Whilst these findings demonstrated that CD is an eﬀective method for determining the contributions of phrases and subphrases to overall sentiment, this is not the method’s only advantage. Murdoch et al. (2018) also show that CD may inform our understanding of how that contribution is computed by capturing instances of negation. They do this by searching for negation phrases within SST and then extracting the negation interaction from each phrase by computing the CD score for the entire phrase and then subtracting the CD scores of the phrase being negated and the negation term. By comparing the positive and negative negations, they are able to show that CD assigns highly distinct scores to positive and negative negations.

Comparatively, leave one out’s scores show a high degree of overlap, indicative of false negatives. In sum, Murdoch et al. (2018) show that CD can produce interpretable scores describing the degree to which particular input variables (such as words) or sequences of input variables (such as phrases) contribute to an LSTM’s prediction. Furthermore, CD provides insight into how LSTMs compute the interactions of those input variables, reflecting the LSTMs’ ability to solve tasks requiring compositionality. Notably, these insights are produced without any prior expectations or hypotheses to guide the analysis. As such, CD is a strong example of a data-driven method. CD can also be applied to carry out analyses of a less exploratory and more targeted nature.
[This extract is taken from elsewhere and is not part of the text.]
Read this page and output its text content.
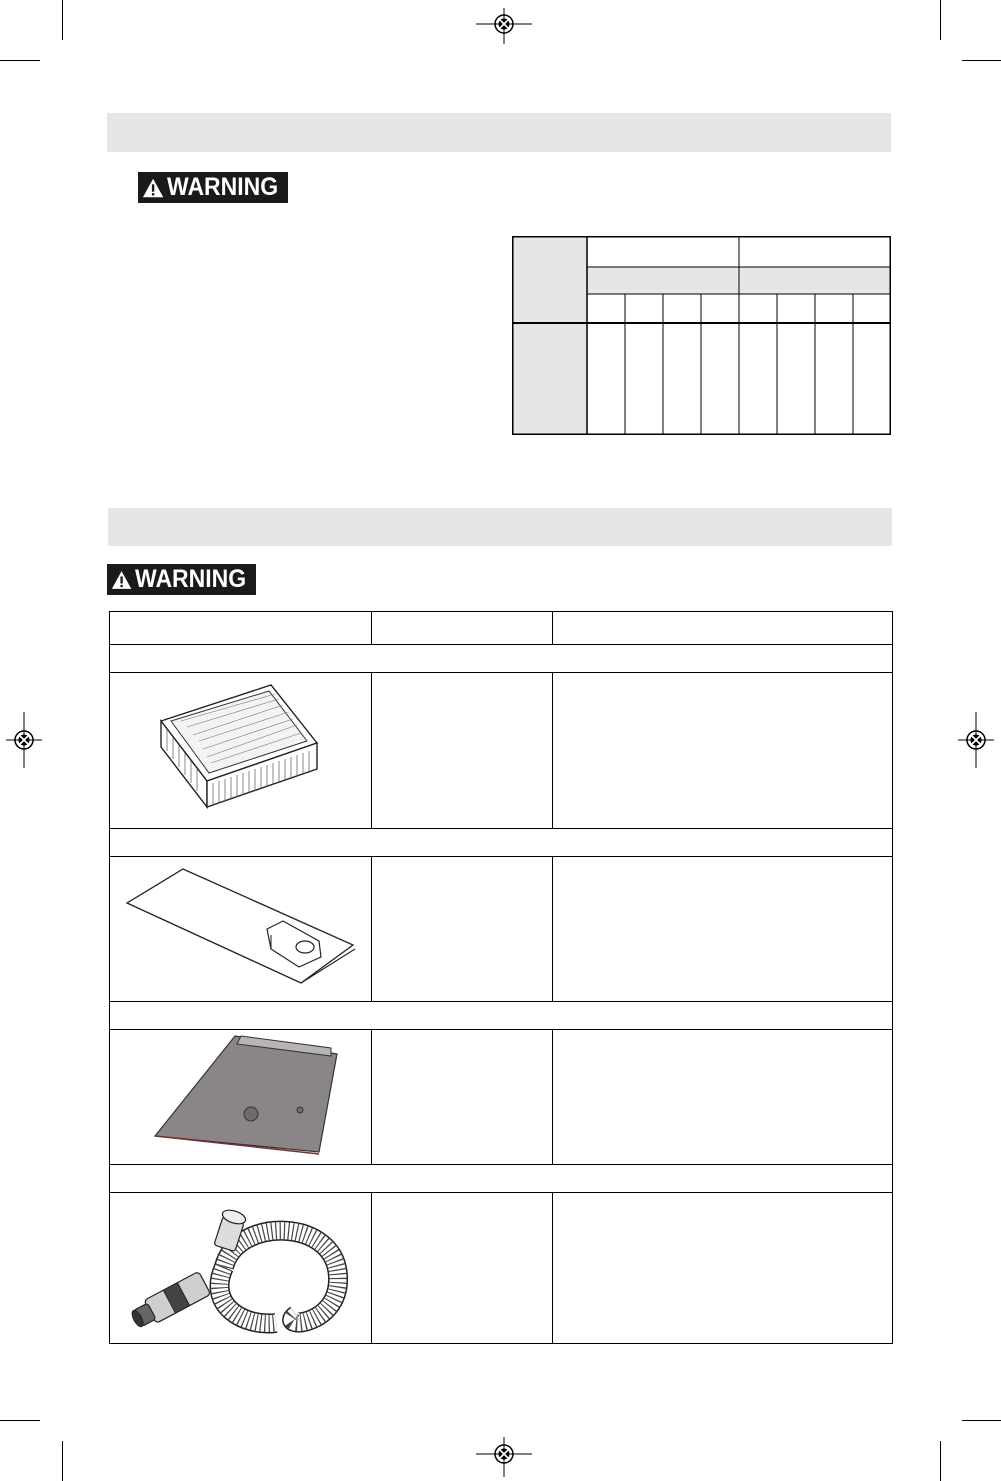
WARNING
WARNING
Jumelet et al. (2019) illustrate this by describing a generalised version of CD (GCD), which they apply to investigate how LSTMs handle particular non-trivial language patterns. Rather than solely analysing the contribution of what is in focus using a decomposition based on a fixed set of interactions, they defined several sets of alternative interactions which allow for particular targeted analyses. These sets are:

• IN: includes terms for the analysis of the interaction between the token in focus with others out of focus, whilst disregarding intermediary tokens. This is useful for analyses of how a model handles long term dependencies between tokens.

• INTERCEPT: ignores input embeddings, allowing for an analysis of the model’s biases (which Jumelet et al. (2019) refer to as intercepts, to avoid confusion with prediction biases the model may exhibit).

• NO INTERCEPT: ignore interactions involving the gates, allowing for a comparative analysis showing the dependence of the input on the gate biases.